Newspapers also provide huge amounts of information about what was going on in communities with photographs of the Home Guard, fund raising for Spitfires, Hurricanes and ships – local communities often supported an individual plane or ship.
There was also a great deal of contemporary “anonymised” information about the amount of air raids and war damage that occurred. For instance the first city in the country to be bombed was Ely but it is referred to as a city in Cambridgeshire and Cambridge is a town in Cambridgeshire. A terrace of houses in Cambridge was hit and among the dead were children evacuated from London …. Although no detail is given about actual places the Air Raid Wardens’ records were published after the war and give precise locations and detail of the damage.
D-Day was planned in Cambridge when Montgomery and Eisenhower met there and military exercises took place on rivers and local people remember a boat sinking on the Ouse with significant loss of life.
Another aspect of local life was the coming of the US forces and the number of POW camps both German and Italian; many of the POW’s became integrated into local life as they worked on farms and some stayed on after the war and married local girls.
The end of the war in Europe was marked in local papers but as many local regiments were in the Far East the coverage was tempered and more subdued than might have been expected.

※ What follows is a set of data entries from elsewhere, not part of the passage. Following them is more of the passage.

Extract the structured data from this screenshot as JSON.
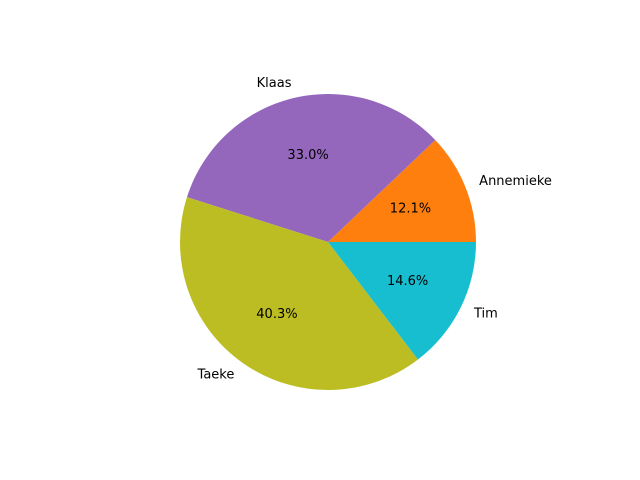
{
  "chart_data": {
    "type": "pie",
    "title": "",
    "start_angle_deg": 0,
    "direction": "counterclockwise",
    "slices": [
      {
        "label": "Annemieke",
        "percent": 12.1,
        "percent_label": "12.1%",
        "color": "#ff7f0e"
      },
      {
        "label": "Klaas",
        "percent": 33.0,
        "percent_label": "33.0%",
        "color": "#9467bd"
      },
      {
        "label": "Taeke",
        "percent": 40.3,
        "percent_label": "40.3%",
        "color": "#bcbd22"
      },
      {
        "label": "Tim",
        "percent": 14.6,
        "percent_label": "14.6%",
        "color": "#17becf"
      }
    ]
  }
}
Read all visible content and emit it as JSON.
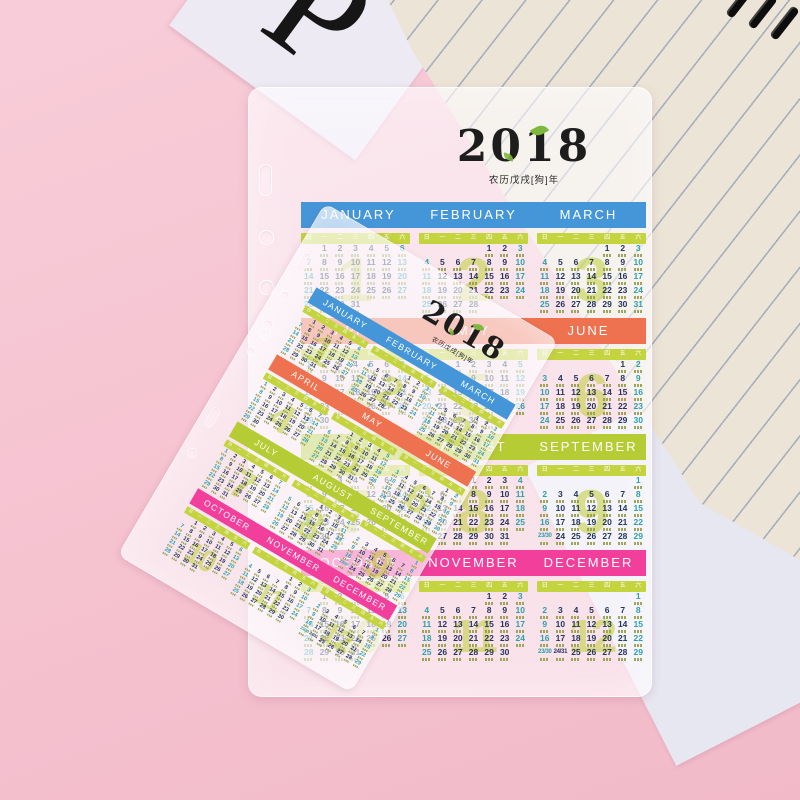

Mike concluded his talk with references to the appalling winter of 1947 with images of the flooding of the Fens as result of the exceptionally heavy winter snow followed by a sudden thaw and then a northerly gale that prevented the tide in the Wash going out – the flood defences were breached and an area of 100 square miles was under water with houses and lives and livelihoods destroyed. The armed forces were deployed and the breaches in the flood walls were filled with army tanks which were then buried to create solid barriers. The newspaper images of the flood and its aftermath illustrate the power of the local press very effectively as each image is worth far more than a thousand words.